Harmonisation would scarcely lead to more favourable conditions for consumers or an extension of the product range because of the different financing cultures in the Member States.
On the occasion of the hearing organised by the European Commission on “Responsible lending and borrowing”, the European Federation of Building Societies (EFBS) calls on the Commission to view the varying impact of the financial crisis on individual EU member states with the necessary differentiation, and not to misuse it as a pretext for uniform EU-wide regulation of housing finance.

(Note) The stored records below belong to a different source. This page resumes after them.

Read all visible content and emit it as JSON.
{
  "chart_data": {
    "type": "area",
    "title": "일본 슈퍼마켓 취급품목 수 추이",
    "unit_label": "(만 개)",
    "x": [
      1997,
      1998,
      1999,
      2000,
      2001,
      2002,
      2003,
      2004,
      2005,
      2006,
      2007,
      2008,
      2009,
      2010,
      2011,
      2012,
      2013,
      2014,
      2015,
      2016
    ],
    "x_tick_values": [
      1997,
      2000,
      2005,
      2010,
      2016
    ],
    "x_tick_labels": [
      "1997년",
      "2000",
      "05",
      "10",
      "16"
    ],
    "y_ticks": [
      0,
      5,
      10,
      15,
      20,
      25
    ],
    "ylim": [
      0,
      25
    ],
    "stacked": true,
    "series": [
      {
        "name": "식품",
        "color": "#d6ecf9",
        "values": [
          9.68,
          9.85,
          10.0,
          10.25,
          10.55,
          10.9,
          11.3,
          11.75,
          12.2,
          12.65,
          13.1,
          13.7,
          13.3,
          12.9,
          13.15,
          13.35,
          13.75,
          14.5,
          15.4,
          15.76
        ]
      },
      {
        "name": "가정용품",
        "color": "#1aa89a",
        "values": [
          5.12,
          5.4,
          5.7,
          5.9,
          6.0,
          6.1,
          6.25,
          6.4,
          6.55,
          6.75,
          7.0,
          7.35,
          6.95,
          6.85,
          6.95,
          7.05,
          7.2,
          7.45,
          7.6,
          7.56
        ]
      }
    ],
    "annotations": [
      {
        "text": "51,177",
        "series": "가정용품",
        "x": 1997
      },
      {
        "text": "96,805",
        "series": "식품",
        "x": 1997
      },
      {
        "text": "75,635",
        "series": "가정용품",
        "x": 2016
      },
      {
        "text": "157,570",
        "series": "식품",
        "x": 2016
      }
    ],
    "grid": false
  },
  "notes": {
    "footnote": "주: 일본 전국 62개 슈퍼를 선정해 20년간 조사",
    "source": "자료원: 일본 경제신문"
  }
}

In its position paper on the consultation document presented by the European Commission, the
EFBS emphasises that it sees no need for the “horizontal Directive” on “responsible lending” obviously being planned by the Commission, which would also cover mortgage credit that hitherto has not been regulated at EU level. The consultation process on the “White Paper on Mortgage Credit” of December 2007 already showed that harmonisation would scarcely lead to more favourable conditions for consumers or an extension of the product range, on account not only of the different financing cultures in the member states, but also, and above all, of the alignment of the refinancing conditions on the capital markets since the introduction of the euro, said Federation Managing Director,
Andreas J. Zehnder.
Instead of introducing new pan-European regulations on creditworthiness assessment and determining collateral value and deliberating on advice standards and credit intermediaries, the European Commission should ask instead why the financial crisis caused difficulties to home-buyers only in some member states, but not in others. “The answer is obvious,” Zehnder continued. “In countries like Germany, France and Luxembourg housing finance was unaffected by turbulence because borrowers there traditionally finance with high equity rates and fixed rates of interest.”